Mizancı Murad ‘edebiyat-ı ahlakîye’ şeklinde bir kavramdan bahseder ve bu edebiyatın içine roman ve tiyatroyu alır. O, edebiyat-ahlak ilişkisine değinirken edebiyatın yalnızca manevi hayatı tasvir etmekle veya hayvani hislerin teskini için bir yol göstermekle kalmaması gerektiğini düşünmektedir. Edebiyat, “âmâl-i milliyeye verdiği cazibeli eşkâl ve suver sayesinde ahvâl-i müstakbeleye icra-yı tesir ve gayret-i milliyeyi birtakım makâsıd-ı celîleye doğru sevk ve tahrik etmekle mükelleftir.”6 der. Edebiyat, geleceği etkileyecek, milli değerleri koruyacak ve insanları bu yönde geliştirecek bir güce sahiptir. Mizancı Murad, edebiyata yüklediği bu fonksiyonla aslında kendi edebiyat tanımına uygun bir teori üretmiş olmaktadır: “Edebiyat, bir kavmin terceme-i ahvâli ve hayat-ı maneviyesidir.”7
Edebî türlerin unsurları üzerinde de duran Mizancı Murad, bu türlere ait tüm unsurların (zaman, mekân, kahramanlar, olay örgüsü, bakış açısı vs.) “âdâb-ı umumiyeye ve terbiye-i milliyeye ve tab’-ı selime” uygun olması gerektiğini savunur. Bununla beraber bir uyarıda da bulunur: Reel hayattan uzaklaşmamak! Mizancı Murad, edebî esere iki cepheden yaklaşarak eserin ahlakî değerlere uygunluğunun önemine değinir ve türünün gerektirdiği hususiyetleri taşıması gerektiğine inanır. Roman hem ahlakî ve dinî değerlere uygun hem de reel olmalıdır.

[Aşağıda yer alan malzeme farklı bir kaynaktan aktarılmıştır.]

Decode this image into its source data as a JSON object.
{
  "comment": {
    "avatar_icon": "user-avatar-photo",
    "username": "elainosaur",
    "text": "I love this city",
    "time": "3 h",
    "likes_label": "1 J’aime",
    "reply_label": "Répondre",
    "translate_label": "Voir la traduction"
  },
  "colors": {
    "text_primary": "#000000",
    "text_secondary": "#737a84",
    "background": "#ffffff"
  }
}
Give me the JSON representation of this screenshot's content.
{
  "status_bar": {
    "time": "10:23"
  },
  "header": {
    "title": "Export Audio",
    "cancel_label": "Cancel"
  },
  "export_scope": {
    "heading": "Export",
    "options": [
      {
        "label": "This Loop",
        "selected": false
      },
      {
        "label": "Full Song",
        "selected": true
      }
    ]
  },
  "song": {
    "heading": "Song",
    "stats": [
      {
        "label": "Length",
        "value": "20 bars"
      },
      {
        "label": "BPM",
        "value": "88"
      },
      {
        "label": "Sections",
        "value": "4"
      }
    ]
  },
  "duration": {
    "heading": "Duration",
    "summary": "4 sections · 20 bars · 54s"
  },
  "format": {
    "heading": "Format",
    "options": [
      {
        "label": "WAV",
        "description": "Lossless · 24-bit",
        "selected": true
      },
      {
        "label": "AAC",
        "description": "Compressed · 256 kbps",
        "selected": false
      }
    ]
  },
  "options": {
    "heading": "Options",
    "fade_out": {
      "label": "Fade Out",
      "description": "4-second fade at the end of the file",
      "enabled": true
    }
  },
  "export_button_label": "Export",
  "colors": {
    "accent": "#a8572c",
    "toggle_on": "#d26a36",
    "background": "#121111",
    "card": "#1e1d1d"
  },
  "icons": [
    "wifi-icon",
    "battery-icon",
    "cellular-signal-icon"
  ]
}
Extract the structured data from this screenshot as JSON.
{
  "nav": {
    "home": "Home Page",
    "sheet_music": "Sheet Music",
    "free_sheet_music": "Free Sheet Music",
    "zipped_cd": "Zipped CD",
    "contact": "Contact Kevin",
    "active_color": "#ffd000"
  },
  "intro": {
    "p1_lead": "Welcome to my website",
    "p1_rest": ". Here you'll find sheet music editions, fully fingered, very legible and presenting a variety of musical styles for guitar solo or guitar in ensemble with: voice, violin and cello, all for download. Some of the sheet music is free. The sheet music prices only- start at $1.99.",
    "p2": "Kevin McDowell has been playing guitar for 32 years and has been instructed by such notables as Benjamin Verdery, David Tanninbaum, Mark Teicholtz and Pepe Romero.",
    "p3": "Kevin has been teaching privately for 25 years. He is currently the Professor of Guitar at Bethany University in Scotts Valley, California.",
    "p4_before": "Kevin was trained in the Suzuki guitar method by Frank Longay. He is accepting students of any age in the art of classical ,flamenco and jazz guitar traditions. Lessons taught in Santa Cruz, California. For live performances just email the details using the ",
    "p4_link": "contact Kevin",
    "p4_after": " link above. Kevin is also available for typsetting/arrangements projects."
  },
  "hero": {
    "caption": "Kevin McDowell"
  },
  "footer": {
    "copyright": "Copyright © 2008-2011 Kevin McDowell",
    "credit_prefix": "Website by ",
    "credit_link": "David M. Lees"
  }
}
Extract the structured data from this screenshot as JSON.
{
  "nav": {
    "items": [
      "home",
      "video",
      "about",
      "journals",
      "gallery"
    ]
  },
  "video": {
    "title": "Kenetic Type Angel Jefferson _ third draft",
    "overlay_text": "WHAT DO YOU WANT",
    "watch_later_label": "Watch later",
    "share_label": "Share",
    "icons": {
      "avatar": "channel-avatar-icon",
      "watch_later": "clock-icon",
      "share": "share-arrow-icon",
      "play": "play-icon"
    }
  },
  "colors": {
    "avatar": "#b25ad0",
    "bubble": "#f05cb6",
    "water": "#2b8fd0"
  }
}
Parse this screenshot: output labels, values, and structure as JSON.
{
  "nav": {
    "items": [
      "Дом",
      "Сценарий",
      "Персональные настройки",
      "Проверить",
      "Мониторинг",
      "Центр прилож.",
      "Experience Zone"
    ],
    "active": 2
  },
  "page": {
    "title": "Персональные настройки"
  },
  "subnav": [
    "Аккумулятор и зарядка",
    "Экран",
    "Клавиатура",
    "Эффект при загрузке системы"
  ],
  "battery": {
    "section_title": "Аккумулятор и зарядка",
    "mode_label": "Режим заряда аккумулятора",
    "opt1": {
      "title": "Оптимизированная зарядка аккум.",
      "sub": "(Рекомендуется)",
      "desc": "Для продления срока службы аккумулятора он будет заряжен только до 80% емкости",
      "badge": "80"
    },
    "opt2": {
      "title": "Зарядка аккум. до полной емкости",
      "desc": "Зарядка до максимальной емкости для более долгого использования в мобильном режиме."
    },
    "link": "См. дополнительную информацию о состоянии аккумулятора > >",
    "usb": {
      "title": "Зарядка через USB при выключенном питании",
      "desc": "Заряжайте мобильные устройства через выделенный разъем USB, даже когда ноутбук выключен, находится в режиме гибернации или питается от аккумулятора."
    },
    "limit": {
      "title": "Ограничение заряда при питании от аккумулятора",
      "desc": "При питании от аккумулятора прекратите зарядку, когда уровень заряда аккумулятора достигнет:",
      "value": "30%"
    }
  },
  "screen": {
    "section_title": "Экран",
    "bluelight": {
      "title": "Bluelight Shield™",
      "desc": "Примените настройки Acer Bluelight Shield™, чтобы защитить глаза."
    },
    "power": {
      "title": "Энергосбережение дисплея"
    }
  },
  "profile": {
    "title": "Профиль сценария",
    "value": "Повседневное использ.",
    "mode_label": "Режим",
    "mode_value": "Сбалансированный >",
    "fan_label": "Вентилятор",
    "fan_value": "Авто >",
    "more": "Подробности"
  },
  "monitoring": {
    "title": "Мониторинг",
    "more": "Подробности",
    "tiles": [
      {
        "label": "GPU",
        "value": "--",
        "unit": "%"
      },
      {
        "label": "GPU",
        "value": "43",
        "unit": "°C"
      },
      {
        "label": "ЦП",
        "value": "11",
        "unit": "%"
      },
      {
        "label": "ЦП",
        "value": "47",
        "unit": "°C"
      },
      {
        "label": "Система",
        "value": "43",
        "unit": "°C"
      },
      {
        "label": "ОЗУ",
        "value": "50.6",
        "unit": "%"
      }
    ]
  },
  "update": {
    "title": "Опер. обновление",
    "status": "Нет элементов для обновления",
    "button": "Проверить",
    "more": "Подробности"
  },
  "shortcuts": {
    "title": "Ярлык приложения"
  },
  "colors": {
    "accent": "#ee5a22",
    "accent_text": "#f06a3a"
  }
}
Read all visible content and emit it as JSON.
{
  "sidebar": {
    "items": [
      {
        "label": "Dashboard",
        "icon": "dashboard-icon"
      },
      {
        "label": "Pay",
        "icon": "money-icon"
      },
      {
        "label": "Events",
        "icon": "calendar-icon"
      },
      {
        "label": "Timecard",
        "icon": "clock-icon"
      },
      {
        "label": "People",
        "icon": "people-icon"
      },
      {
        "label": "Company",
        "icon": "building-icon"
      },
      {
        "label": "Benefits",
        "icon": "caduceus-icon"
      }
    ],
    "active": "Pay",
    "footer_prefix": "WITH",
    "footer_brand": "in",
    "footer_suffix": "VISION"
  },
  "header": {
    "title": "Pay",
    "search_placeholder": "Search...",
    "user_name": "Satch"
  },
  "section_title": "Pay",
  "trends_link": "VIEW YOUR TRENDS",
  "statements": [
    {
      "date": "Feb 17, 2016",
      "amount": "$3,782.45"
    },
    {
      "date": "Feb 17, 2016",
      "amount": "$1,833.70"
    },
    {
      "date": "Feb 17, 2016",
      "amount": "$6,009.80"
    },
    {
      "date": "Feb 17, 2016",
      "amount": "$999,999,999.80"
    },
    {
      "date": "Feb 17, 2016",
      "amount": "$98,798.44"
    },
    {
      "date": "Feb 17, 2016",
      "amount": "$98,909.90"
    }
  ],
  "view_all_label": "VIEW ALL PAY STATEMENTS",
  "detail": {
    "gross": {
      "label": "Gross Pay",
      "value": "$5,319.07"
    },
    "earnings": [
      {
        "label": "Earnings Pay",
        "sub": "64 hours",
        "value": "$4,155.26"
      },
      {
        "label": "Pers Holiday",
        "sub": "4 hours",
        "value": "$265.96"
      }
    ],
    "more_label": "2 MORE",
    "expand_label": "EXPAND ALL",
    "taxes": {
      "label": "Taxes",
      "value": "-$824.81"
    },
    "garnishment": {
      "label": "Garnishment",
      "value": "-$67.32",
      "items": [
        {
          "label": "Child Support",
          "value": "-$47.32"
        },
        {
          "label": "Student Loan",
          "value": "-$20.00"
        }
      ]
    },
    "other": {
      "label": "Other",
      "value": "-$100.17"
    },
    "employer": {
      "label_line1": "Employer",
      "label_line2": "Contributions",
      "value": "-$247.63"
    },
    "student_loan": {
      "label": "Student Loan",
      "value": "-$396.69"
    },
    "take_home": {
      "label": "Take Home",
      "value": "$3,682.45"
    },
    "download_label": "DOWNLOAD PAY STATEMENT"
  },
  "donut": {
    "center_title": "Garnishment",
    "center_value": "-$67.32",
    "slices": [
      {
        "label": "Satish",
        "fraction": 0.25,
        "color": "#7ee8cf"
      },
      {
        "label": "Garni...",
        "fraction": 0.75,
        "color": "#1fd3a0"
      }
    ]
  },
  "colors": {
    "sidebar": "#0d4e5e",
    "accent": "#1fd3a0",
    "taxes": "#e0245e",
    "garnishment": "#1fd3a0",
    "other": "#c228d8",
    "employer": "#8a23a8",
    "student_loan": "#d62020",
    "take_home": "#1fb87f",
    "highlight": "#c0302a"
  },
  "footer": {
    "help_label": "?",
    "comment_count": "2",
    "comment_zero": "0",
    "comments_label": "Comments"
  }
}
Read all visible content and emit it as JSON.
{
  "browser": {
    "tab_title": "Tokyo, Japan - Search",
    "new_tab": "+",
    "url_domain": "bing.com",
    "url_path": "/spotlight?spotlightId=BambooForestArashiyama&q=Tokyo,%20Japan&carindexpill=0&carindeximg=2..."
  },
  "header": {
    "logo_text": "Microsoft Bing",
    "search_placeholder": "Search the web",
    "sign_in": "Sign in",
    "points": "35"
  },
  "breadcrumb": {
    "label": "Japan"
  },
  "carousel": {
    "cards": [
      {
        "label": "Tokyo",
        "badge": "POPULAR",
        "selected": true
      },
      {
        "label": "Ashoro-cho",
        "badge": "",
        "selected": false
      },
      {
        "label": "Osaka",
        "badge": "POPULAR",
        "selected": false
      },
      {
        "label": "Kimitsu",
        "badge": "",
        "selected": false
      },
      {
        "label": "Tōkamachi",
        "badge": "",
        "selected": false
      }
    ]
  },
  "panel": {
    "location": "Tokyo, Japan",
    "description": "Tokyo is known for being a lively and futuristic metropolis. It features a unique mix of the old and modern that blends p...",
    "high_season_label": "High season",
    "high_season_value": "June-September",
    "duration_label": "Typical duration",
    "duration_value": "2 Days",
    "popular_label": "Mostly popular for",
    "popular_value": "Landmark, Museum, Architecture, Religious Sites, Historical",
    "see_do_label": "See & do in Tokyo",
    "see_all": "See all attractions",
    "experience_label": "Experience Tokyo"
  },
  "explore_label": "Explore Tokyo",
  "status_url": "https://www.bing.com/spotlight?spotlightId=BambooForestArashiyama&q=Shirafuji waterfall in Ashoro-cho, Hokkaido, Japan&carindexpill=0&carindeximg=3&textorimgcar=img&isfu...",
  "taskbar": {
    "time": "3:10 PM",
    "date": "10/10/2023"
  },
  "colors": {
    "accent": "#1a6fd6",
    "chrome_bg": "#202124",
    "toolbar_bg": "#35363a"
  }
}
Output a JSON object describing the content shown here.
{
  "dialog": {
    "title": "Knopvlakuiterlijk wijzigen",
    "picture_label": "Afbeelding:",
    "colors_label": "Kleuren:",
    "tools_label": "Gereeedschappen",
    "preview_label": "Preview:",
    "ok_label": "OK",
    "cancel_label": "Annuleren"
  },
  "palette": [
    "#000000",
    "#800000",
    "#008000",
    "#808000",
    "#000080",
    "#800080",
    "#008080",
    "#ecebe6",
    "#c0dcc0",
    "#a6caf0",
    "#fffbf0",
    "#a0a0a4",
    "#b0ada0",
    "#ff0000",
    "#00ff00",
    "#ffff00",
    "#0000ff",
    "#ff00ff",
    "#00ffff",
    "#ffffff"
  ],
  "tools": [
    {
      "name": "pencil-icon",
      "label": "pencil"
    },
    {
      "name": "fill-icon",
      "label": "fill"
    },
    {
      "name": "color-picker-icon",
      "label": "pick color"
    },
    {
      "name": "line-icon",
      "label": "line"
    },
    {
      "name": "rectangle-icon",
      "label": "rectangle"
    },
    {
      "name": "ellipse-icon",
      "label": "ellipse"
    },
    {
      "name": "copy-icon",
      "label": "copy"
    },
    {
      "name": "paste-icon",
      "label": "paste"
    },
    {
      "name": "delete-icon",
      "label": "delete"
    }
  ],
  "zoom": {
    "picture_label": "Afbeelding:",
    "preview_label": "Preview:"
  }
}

Mizancı Murad edebiyatçıların en büyük vazifesinin ‘tehzib-i ahlak’ olduğunu düşünmektedir. Bu vazifeyi icra etmemiş eserlerin kocakarı masallarından öteye geçmeyeceğini savunur. Ona göre “edebe uygun edebî eser, ebedî olur.”
Yazar, söz konusu makalesinde romanın asli unsurlarından olan zaman, mekân, şahıslar, bakış açısı ve olay örgüsü noktasında Recaizade Mahmut Ekrem’in Vuslat, Samipaşazade’nin Sergüzeşt, Namık Kemal’in Vatan Yahut Silistre isimli eserlerini incelemektedir. Bu incelemede Mizancı Murad’ın dikkatinin eserdeki olayların ahlak ve örfe uygunluğu üzerinde yoğunlaştığı görülmektedir. Mizancı Murad, roman ve tiyatroda yer alacak şahısların topluma ‘numune-i imtisal’ olması gerektiğini düşünmektedir.8 Kahramanların toplumun örnek alacağı şekilde kurgulanmasının gerekliliği üzerinde ısrarla dururken bunların akla, mantığa uygun şekilde tasvir edilmesinin lüzumuna da değinir. Mekânın ve bakış açısının edebî esere yakışır nitelikte olmasını ister. Olay örgüsü ile alâkalı olarak ‘dram entrikası’ şeklinde bir kavram ortaya atar. Dram entrikasının tam kurulamadığı eseri başarısız sayar ve bu tarz eserin edebî değerini düşük bulur. Ona göre, iyi ile kötünün mücadelesinin başarılı bir şekilde kurgulanması gerekmektedir. Mizancı Murad, kurgusal eserin taşıması gereken bu hususiyetini ‘tezli roman’ merkezli ele alır ve bu mücadelede iyi, ahlaklı olanın galip gelmesi gerektiğini savunur. Eserde kötü olan mutlaka cezalandırılmalıdır. Mizancı Murad iyi ve kötü olanlar şeklinde ayırdığı bu iki sınıfı fazilet mücahitleri ve fazilet kurbanları olarak isimlendirir.Yazara göre, ahlakî edebiyatta her zaman fazilet mücahitlerinin galip gelmesi gerekmektedir.. Mizancı Murad, bu husustaki düşüncelerini daha da ileri götürür ve şöyle der: “Üdebâ-yı kiram âdâb u ahlak-ı cemiyete böyle vergiler vermeye mecburdur. Çünkü aksi hâlinde âsârda ‘maksad-ı edebî’ye mahal kalmaz. Fakat üdebâ için itâsı vâcib olan bir vergi daha vardır ki onun itâsında gösterilecek tekâsül ‘cinayet-i edebîye’den addolunsa yeridir. Bu dahi âdâb-ı diyânete karşı irtikâb olunan kusur ve tekâsüldür.”9
Romantizm akımının etkisinin hissedildiği bu fikirlerde, Mizancı Murad’ın getirdiği yenilik, ahlakı maksad-ı edebîden öne çıkarması ve eserde ahlakî değerlerden de önce âdâb-ı diyaneti görmesidir.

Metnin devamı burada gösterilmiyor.